A reproducible genetic transformation system for cultivated Phaseolus acutifolius (tepary bean) and its use to assess the role of arcelins in resistance to the Mexican bean weevil.

A reproducible Agrobacterium tumefaciens-mediated genetic transformation method that delivers fertile and morphologically normal transgenic plants was developed for cultivated tepary bean (Phaseolus acutifolius L. Gray). Factors contributing to higher transformation efficiencies include (1) a low initial concentration of bacteria coupled with a longer cocultivation period with callus, (2) an initial selection of callus on a medium containing low levels of the selectable agent, (3) omission of the selectable agent from the medium during callus differentiation to shoots and (4) the efficient conversion of transgenic shoots into fertile plants. All plants regenerated with this procedure (T0) were stably transformed, and the introduced foreign genes were inherited in a Mendelian fashion in most of the 33 independent transformants. Integration, stable transmission and high expression levels of the transgenes were observed in the T1 and/or T3 progenies of the transgenic lines.

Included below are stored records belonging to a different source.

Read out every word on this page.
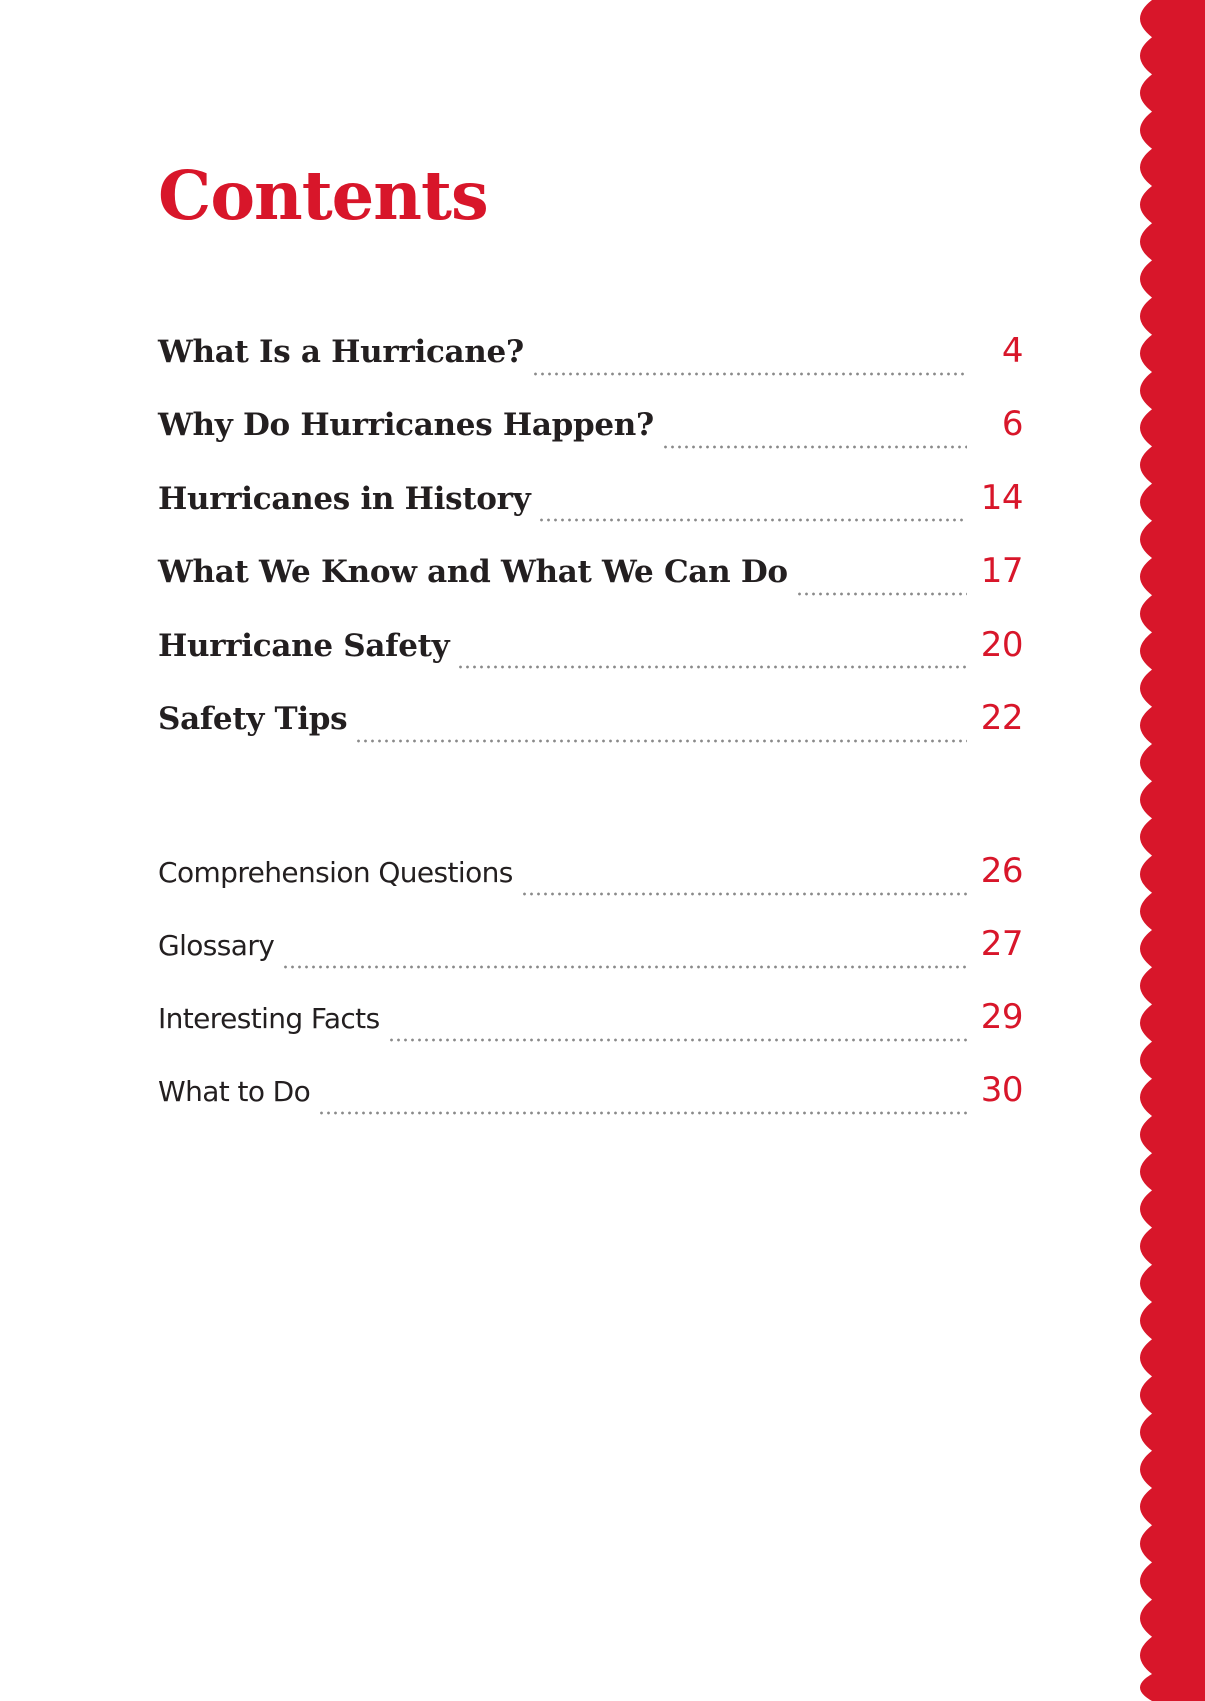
Contents
What Is a Hurricane?	4
Why Do Hurricanes Happen?	6
Hurricanes in History	14
What We Know and What We Can Do	17
Hurricane Safety	20
Safety Tips	22
Comprehension Questions	26
Glossary	27
Interesting Facts	29
What to Do	30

The binary transformation vectors contained the beta-glucuronidase reporter gene, the neomycin phosphotransferase II selectable marker gene and either an arcelin 1 or an arcelin 5 gene. Arcelins are seed proteins that are very abundant in some wild P. vulgaris L. genotypes showing resistance to the storage insect Zabrotes subfasciatus (Boheman) (Coleoptera, Bruchidae). Transgenic beans from two different cultivated P. acutifolius genotypes with high arcelin levels were infested with Z. subfasciatus, but they were only marginally less susceptible to infestation than the non-transgenic P. acutifolius. Hence, the arcelin genes tested here are not major determinants of resistance against Z. subfasciatus.